I am trying to implement a python traceroute that sends UDP messages and receives the ICMP responses via raw sockets. I've run into an issue where the ICMP packets seem to avoid capture at all cost. The ICMP responses show up in wireshark as exactly what I'd expect, but the socket never receives any data to read. Another complication is that I am running the code on VirtualBox running Ubuntu, as the sendto() would not get the packets on the wire in Windows 7. (I'm running wireshark in windows to capture the packets). The strange thing is that wireshark will capture the ICMP messages when I run the python script from the virtual machine. However, when I try to run the script on windows, the ICMP messages don't show up in wireshark. (The UDP packets have magically started working on windows)
I've played around with all sorts of different versions of setting up the socket from online examples, and played around with using bind() and not using it, but no configuration seems to produce a socket that reads. It will just time out waiting to read the ICMP message.
It should also be noted that if I try to read my udp sending socket, it successfully reads the udp packets. As soon as I set IPPROTO_ICMP the read times out.
receive_response method:
def receive_response(rec_socket, packetid, tsend, timeout):
remain = timeout
print packetid
while remain > 0:
ready = select.select([rec_socket], [], [], remain)
if ready[0] == []:
return
print 'got something'
setting up the socket:
rec_socket = socket.socket(socket.AF_INET, socket.SOCK_RAW, ICMP_CODE)

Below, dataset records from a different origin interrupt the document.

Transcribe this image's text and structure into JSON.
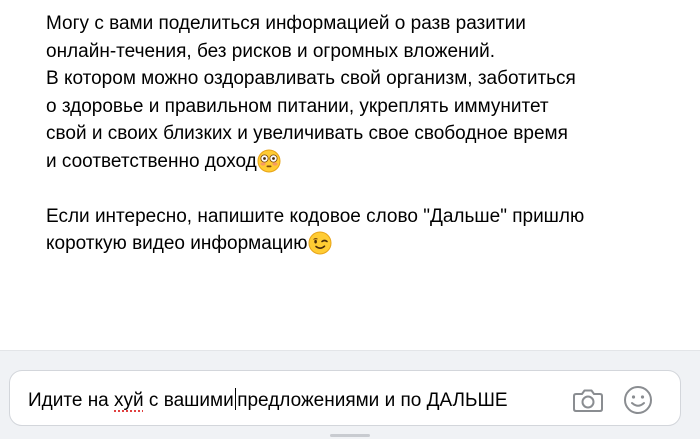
{
  "message": {
    "paragraph1_lines": [
      "Могу с вами поделиться информацией о разв разитии",
      "онлайн-течения, без рисков и огромных вложений.",
      "В котором можно оздоравливать свой организм, заботиться",
      "о здоровье и правильном питании, укреплять иммунитет",
      "свой и своих близких и увеличивать свое свободное время",
      "и соответственно доход"
    ],
    "paragraph2_lines": [
      "Если интересно, напишите кодовое слово \"Дальше\" пришлю",
      "короткую видео информацию"
    ],
    "emoji1": "flushed-face-emoji",
    "emoji2": "winking-face-emoji"
  },
  "composer": {
    "text_part1": "Идите на ",
    "text_misspelled": "хуй",
    "text_part2": " с вашими",
    "text_part3": "предложениями и по ДАЛЬШЕ",
    "camera_icon": "camera-icon",
    "emoji_icon": "smiley-icon"
  },
  "colors": {
    "background": "#ffffff",
    "composer_bar": "#f0f2f5",
    "icon_gray": "#8a8d91",
    "spellcheck_red": "#e04040"
  }
}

rec_socket.setsockopt(socket.SOL_IP, socket.IP_HDRINCL, 1)
rec_socket.bind(("",0)) #played with using this statement and skipping it
call to receive is simply:
reached = receive_response(rec_socket, packetid, time.time(), timeout)

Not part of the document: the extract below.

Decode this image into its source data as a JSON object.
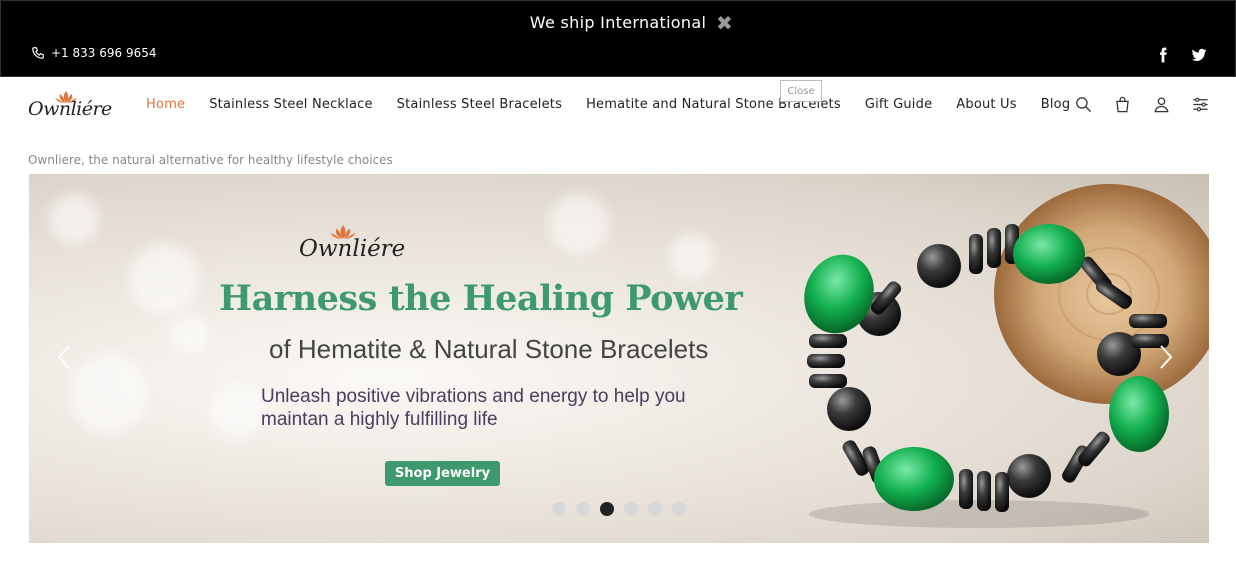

It looks like the problem is VirtualBox will default to using NAT to connect to the network. This means that the virtual machine won't receive the ICMP messages by virtue of them being ICMP messages. It seems like the solution to this is to configure VirtualBox networking to use "Bridged networking" mode. Unfortunately I cannot confirm this as I can't set up the virtual machine on my university's network within bridged mode. As for the reason they didn't work in windows, it must be related to windows' lack of support for raw sockets.